To call for RFPs, a tender board approved by the Cabinet has to be appointed. “We are about to call for RFPs for the $ 500 million Samurai bond. For that, the tender board has to be approved by the Cabinet, and it may take one or two weeks to get through all the administrative procedures before we call for RFPs,” Dr. Coomaraswamy told journalists on the sidelines of the inaugural Sri Lanka Forum of Junior Business Economists Economic Summit.
The Governor expressed hope that they will be able to borrow at below the cost of the recent successful International Sovereign Bond (ISB) issuance, through which Sri Lanka raised $ 2 billion at 6.85% on 5-year tenure, and 7.85% on 10-year tenure. The 10-year $ 500 million Samurai bond is to raise funds for debt repayment.
Delivering the keynote address at the summit, organised by the Department of Business Economics Faculty of Management Studies and Commerce of the University of Sri Jayawardenepura, Dr.Coomaraswamy pointed out that despite economic growth remaining low, the macroeconomic fundamentals have improved.

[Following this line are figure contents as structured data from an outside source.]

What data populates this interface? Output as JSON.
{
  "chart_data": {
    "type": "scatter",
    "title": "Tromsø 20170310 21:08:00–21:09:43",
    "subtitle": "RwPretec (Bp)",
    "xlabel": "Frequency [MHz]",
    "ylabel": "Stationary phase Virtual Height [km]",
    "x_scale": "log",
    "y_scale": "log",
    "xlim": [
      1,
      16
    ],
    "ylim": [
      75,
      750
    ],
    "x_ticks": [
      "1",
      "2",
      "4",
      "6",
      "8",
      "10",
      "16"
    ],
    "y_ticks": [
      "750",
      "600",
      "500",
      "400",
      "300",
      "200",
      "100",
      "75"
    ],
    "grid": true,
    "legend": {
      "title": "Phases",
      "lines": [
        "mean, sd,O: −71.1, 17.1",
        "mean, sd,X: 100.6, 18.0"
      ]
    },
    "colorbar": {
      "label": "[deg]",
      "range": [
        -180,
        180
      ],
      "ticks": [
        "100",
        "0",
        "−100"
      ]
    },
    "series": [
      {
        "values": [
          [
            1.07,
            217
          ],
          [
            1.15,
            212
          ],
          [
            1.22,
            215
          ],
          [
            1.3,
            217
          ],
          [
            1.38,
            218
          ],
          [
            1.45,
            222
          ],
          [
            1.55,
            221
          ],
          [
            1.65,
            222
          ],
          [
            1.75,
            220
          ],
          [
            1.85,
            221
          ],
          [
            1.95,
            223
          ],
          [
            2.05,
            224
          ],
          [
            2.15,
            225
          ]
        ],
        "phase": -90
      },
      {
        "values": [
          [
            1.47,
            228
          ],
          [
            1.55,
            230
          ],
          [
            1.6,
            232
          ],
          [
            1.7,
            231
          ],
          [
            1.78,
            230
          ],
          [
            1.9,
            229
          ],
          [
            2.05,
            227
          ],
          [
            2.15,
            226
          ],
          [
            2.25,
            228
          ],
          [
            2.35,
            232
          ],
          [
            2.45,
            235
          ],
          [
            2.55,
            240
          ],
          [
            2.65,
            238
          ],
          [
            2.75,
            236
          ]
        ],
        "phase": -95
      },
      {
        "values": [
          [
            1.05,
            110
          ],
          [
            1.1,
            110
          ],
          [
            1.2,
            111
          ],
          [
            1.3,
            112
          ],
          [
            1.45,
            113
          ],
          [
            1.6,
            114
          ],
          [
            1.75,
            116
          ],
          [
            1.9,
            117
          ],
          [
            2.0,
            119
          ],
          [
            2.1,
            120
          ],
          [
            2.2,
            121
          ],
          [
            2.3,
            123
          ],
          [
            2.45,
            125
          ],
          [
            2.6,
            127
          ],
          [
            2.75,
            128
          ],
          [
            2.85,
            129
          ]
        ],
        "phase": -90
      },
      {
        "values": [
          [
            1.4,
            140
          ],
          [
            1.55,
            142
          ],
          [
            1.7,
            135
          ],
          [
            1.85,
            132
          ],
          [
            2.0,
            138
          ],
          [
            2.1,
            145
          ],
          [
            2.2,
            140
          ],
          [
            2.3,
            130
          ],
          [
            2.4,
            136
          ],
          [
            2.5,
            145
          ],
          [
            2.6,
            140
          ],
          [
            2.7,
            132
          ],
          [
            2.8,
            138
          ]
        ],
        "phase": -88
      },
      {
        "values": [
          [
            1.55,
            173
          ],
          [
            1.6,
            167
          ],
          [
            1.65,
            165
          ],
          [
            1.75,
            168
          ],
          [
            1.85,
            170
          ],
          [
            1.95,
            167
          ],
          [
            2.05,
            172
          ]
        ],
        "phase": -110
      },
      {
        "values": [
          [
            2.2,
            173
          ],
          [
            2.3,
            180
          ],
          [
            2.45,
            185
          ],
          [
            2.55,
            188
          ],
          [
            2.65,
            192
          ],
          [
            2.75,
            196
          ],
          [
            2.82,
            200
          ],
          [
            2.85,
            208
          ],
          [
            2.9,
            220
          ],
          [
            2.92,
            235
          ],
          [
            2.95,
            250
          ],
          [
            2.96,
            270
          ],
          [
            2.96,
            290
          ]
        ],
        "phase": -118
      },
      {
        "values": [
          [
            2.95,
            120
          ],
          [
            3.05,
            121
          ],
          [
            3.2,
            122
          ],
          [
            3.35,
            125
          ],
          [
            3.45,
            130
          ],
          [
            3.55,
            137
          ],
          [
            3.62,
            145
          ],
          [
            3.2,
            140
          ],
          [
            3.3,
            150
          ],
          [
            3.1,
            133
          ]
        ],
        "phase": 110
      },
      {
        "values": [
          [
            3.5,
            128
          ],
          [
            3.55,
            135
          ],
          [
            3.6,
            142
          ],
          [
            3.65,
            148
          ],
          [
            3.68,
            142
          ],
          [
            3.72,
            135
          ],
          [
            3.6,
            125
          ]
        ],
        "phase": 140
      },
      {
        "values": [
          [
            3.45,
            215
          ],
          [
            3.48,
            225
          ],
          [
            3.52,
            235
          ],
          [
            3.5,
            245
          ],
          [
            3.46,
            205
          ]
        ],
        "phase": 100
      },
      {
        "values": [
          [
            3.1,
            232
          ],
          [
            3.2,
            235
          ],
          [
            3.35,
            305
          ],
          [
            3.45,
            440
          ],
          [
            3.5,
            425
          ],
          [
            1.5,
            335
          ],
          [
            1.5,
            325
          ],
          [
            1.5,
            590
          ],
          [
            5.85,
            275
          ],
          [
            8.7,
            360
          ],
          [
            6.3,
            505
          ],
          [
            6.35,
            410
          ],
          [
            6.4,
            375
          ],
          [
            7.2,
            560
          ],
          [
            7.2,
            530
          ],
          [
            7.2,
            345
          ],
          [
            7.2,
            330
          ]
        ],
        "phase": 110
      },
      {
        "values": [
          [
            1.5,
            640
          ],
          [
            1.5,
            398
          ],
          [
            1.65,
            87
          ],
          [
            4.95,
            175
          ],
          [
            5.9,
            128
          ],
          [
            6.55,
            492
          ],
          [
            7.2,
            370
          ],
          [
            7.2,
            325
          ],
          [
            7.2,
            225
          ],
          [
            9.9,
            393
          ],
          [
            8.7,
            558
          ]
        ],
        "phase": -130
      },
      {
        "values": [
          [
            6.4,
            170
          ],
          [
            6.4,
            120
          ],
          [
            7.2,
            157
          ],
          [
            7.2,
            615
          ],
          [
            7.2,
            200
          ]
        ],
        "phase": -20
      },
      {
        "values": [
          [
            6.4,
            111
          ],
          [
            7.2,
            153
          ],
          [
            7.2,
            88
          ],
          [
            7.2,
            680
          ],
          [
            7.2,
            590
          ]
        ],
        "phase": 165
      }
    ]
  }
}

“Macroeconomic fundamentals have improved. The Monetary Board is also in the process of relaxing the monetary policy to support growth,” he added.
According to him, inflation has been maintained at low single-digit levels of about 3.3% on average. However, because of the Easter Sunday terror attacks, the current account deficit has now been revised to 2.6%, which is marginally higher than the original 2.3%.
The Governor insisted on the importance of getting out of the ‘stop-go policy cycle’ in order to increase macroeconomic stability,so the economy can grow at a much faster pace of around 7%.
Dr.Coomaraswamy believes Sri Lanka’s official foreign reserves will be around $ 8 billion by the end of the year.
Managing debt clearly remains the biggest risk associated with the economy, he said, adding it is critical to maintain the Budget deficit at around 3% to 3.5%. However, to finance the deficit, Sri Lanka needs to have a revenue of about 15% to 16.5% of GDP, he stressed.
“We have seen our debt grow, particularly, our external commercial borrowings. It sounds like we are entirely relying on foreign bond holders, bankers and so on — this makes it more important that we maintain discipline so that markets have confidence in us,” he said.
Sri Lanka has to pay almost $ 6 billion this year, over $ 5 billion next year and $ 4 billion in 2021 and beyond.This means the Government will have to raise around $ 3 billion each year going forward for debt repayment.
Given the country’s situation, the Governor stressed it was critical that political leaders also understand the fact that the economy has very little room to manoeuvre.
Despite the challenging fiscal situation, Dr.Coomaraswamy expressed confidence that Sri Lanka could manage the debt situation through its Active Liability Management Act (ALMA) and Debt Management Strategy.
To maintain growth at sustainable levels, he outlined, it was important to maintain sound macroeconomic fundamentals, export transformation to drive foreign investment, improvement in business management, trade facilitation, as well as leveraging on Sri Lanka’s strategic geographical location.